No, this is not a known issue. What you saw is probably for jetson nano.

Please understand that if the SoC is different, then the issue is different. Your nvgpu error is not a known issue.

Is reflashing the board an option to you?

Also, what is the target BSP you are upgrading with apt-get upgrade? rel-32.5 or rel-32.6? or you don’t know the BSP will be upgraded?

Hi WayneWWW

I have some good updates. First, to answer your question:

Right now, the nvidia-l4t-core, after the update, shows 32.4.4-20201016123640.

I have successfully brought back the GUI and can see the login screen now. I reinstalled most of the UI-related packages and restarted the gdm3. However, I am in a login loop now and still couldn’t see the desktop. Working on it right now.

Archer

I am actually able to login but only with the Unity or GNOMEclassic option. The login loop persists when I pick other two options (GNOME on Xorg and ubuntu) (Picture attached below). I think I don’t need to re-flash since the unity one works as before, but I have some following questions:

  1. Is it possible to bypass this screen? My remote access can only establish connection when I login with Unity option.

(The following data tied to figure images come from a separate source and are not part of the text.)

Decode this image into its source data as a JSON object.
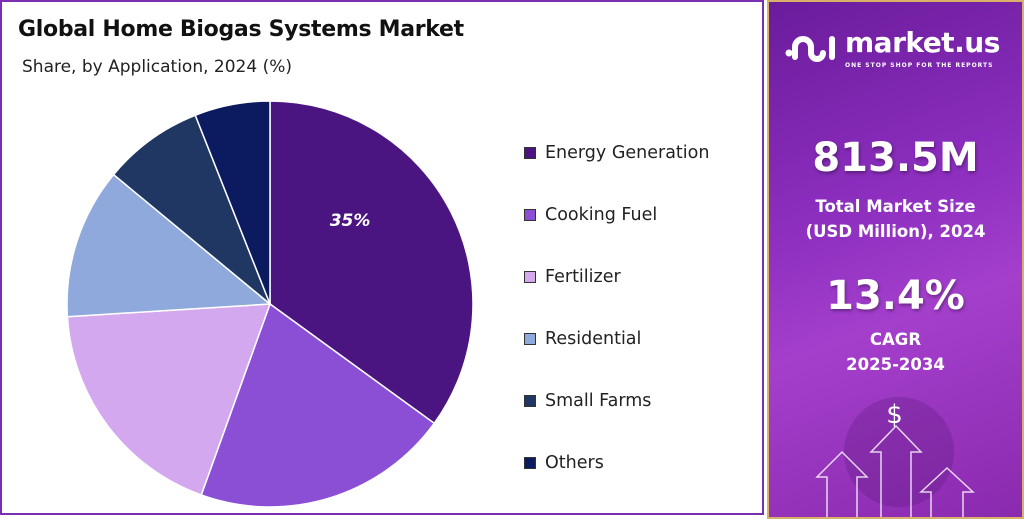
{
  "header": {
    "title": "Global Home Biogas Systems Market",
    "subtitle": "Share, by Application, 2024 (%)"
  },
  "chart_data": {
    "type": "pie",
    "title": "Global Home Biogas Systems Market",
    "subtitle": "Share, by Application, 2024 (%)",
    "categories": [
      "Energy Generation",
      "Cooking Fuel",
      "Fertilizer",
      "Residential",
      "Small Farms",
      "Others"
    ],
    "values": [
      35,
      20.5,
      18.5,
      12,
      8,
      6
    ],
    "colors": [
      "#4b1581",
      "#8a4fd5",
      "#d3a8ef",
      "#8fa9dc",
      "#1f3762",
      "#0c1b5f"
    ],
    "data_labels": [
      "35%",
      "",
      "",
      "",
      "",
      ""
    ],
    "legend_position": "right"
  },
  "sidebar": {
    "brand": "market.us",
    "tagline": "ONE STOP SHOP FOR THE REPORTS",
    "market_size": "813.5M",
    "market_size_label_1": "Total Market Size",
    "market_size_label_2": "(USD Million), 2024",
    "cagr": "13.4%",
    "cagr_label": "CAGR",
    "cagr_period": "2025-2034",
    "dollar": "$"
  }
}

  2. I found some posts saying GNOME related to ubuntu desktop. Is it safe to remove GNOME (i.e. remove the other 3 login options) if I just want to use the old unity desktop?

To anyone interested in this problem:

I logged into the Unity desktop and disabled the automatic login then re-enabled it. I can now skip the login screen. I may leave the GNOME components for now just to not cause additional issues.

This topic was automatically closed 14 days after the last reply. New replies are no longer allowed.